The Demonslayer (Seven Sins MC 4)
Page 5
And what could they think of a demonslayer who screws demons as anything other than an abomination?
It had to end.
Before I got discovered.
If for no other reason than I couldn’t let those rooting for me to fail get to gloat that I had actively been failing our kind for months. Fine, well over a year.
Make no mistake, there were a lot of people who would love to see me fail. Some, simply because I was a woman who had gotten the chance to work alone quickly. More quickly than a lot of my male counterparts.
Others, because they didn’t want me to wear the title my great-grandfather before me had held, a title that other families had gotten to claim as their own during the generations after where none of my family was called.
I wanted that title, damnit.
I mean, I wasn’t eating, sleeping, and breathing it.
But I wanted it.
I’d actively been showing it through my actions, through my many kills, since I graduated.
I would continue to work toward it until it was mine, until my portrait was on the wall a few spots down from my great-grandfather.
Which was why I was absolutely not going to go seek out Minos.
Would it be good, sweaty satisfaction?
Absolutely.
But did that make it worth it in the long run?
Ugh.
See, the problem is, the longer I went without it, the harder it got to say No, it is absolutely not worth it.
I sat there another forty-five minutes with a blissfully numb ass, reminding myself of my plans for the future.
“Oh, fuck it,” I growled, reaching to turn the car over.
I was getting nowhere on my demon.
Sitting there all night hoping my information was good wasn’t doing anybody any good.
Should I have just gone back to The Academy? Maybe done some intense sparring with someone there?
Yep.
Yes, absolutely. That was exactly what a sane person would do.
Was that what I did, though?
Nope.
I drove around town for a couple minutes to make sure no one was following me. Was that paranoia? Maybe. But I did know that sometimes seniors tailed demonslayers on missions. Not necessarily to babysit them, but to take notes on how they operated, information they would use to teach the next generations of demonslayers what to do—or not to do.
That didn’t mean, though, that they wouldn’t note bad behavior, wouldn’t report it back to superiors.
When you were about to do something against the rules, it was okay to be a little paranoid about getting caught.
After a couple laps, when I was sure there was no one following me, I went ahead and made my way toward the outskirts of town, parking behind a building that had been abandoned for more years than I’d been alive.
Climbing out of my car, I made my way toward a busted window, and hauled myself through.

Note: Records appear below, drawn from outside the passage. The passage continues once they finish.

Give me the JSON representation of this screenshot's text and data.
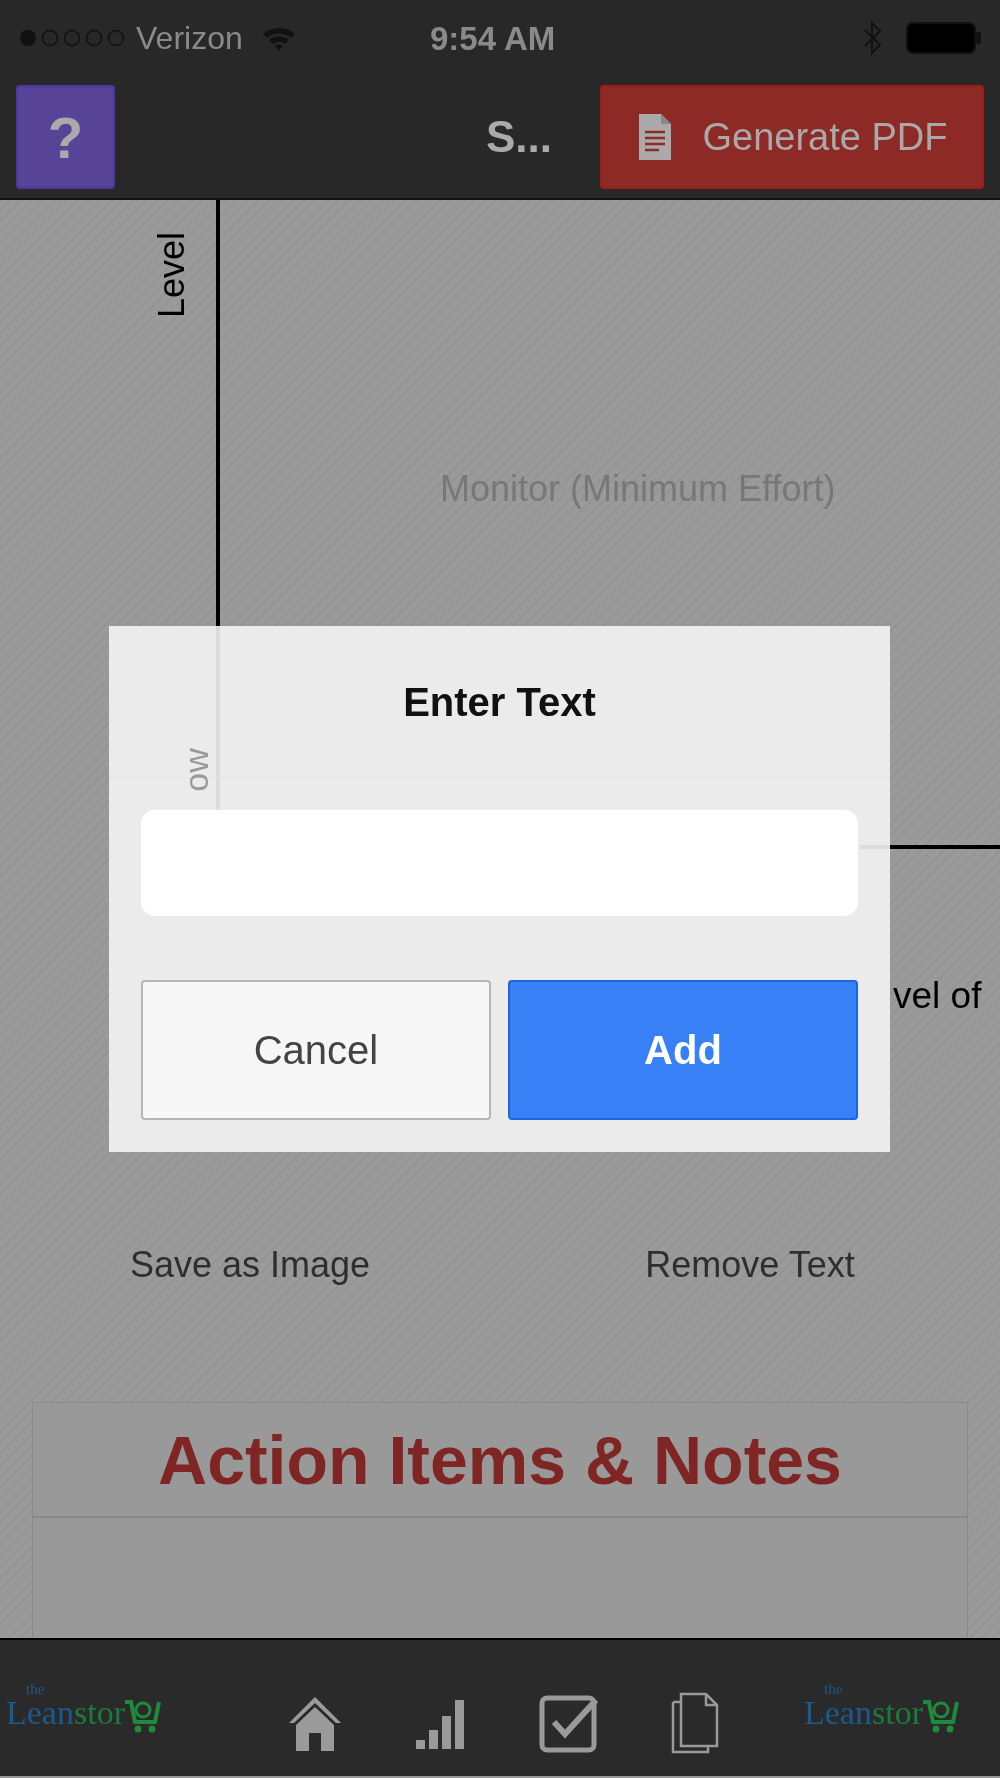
{
  "status_bar": {
    "carrier": "Verizon",
    "time": "9:54 AM"
  },
  "nav": {
    "help_label": "?",
    "title": "S...",
    "pdf_button": "Generate PDF"
  },
  "chart": {
    "y_axis_label": "Level",
    "quadrant_label": "Monitor (Minimum Effort)",
    "y_low_label": "ow",
    "x_axis_label": "vel of"
  },
  "dialog": {
    "title": "Enter Text",
    "buttons": [
      {
        "label": "Cancel",
        "kind": "secondary"
      },
      {
        "label": "Add",
        "kind": "primary"
      }
    ]
  },
  "actions": [
    "Save as Image",
    "Remove Text"
  ],
  "notes_card": {
    "title": "Action Items & Notes"
  },
  "tab_bar": {
    "logos": [
      {
        "small": "the",
        "word_1": "Lean",
        "word_2": "stor"
      },
      {
        "small": "the",
        "word_1": "Lean",
        "word_2": "stor"
      }
    ],
    "tabs": [
      {
        "kind": "home"
      },
      {
        "kind": "chart"
      },
      {
        "kind": "check"
      },
      {
        "kind": "pages"
      }
    ]
  }
}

The inside wasn’t as bad as the outside suggested. Old, yes. A little dirty? Sure. But it wasn’t disgusting.
It would do.
I figured that if I removed the comfort of a hotel, of a bed, of the suggestion of intimacy, maybe it would make the whole thing easier to compartmentalize in my head.
Decision made, I took a slow, deep breath, closed my eyes, and tried to lower the wall.
Not an actual wall.
I didn’t have powers like that. That was witch stuff.
No, it was a wall inside my head.
See, for reasons I didn’t even begin to understand, there seemed to be some strange tether between Minos’s mind and mine.
I could, I don’t know, sort of… sense him at times?
And I knew he could sense me. I could feel him sensing me.
I’d tried to research it in the many tomes we had about demons in our library, but I couldn’t find anything that explained what I’d been experiencing since the first time Minos and I got physical.
That said, I knew that whatever it was, was dangerous.
So I did something that, while not expressly against the rules, was one of those things that a superior—if they caught you—would say it “went without saying.”
I consulted a witch.
Not one of the ‘deep in the woods’ earthy witches.
No.
I went right to an occult store outside of town and found a witch that actually did tarot readings and shit for the normal people to pay good money for, then promptly ignored the advice of.
And there she was.
A real, actual, modern-day witch. With powers. With knowledge.
“Oh, that is interesting,” were the first words she’d said to me when I’d walked into her store that reeked of frankincense and clary sage.
“I need to know how to… psychically block someone.”
“Yes, yes, my dear, you sure do.”
I didn’t ask at the time, but I was pretty sure she could sense what was going on. If not the exact specifics, then at least that the connection was not only unwanted on my part, but forbidden.
So she gave me exercises to work on to build up my wall.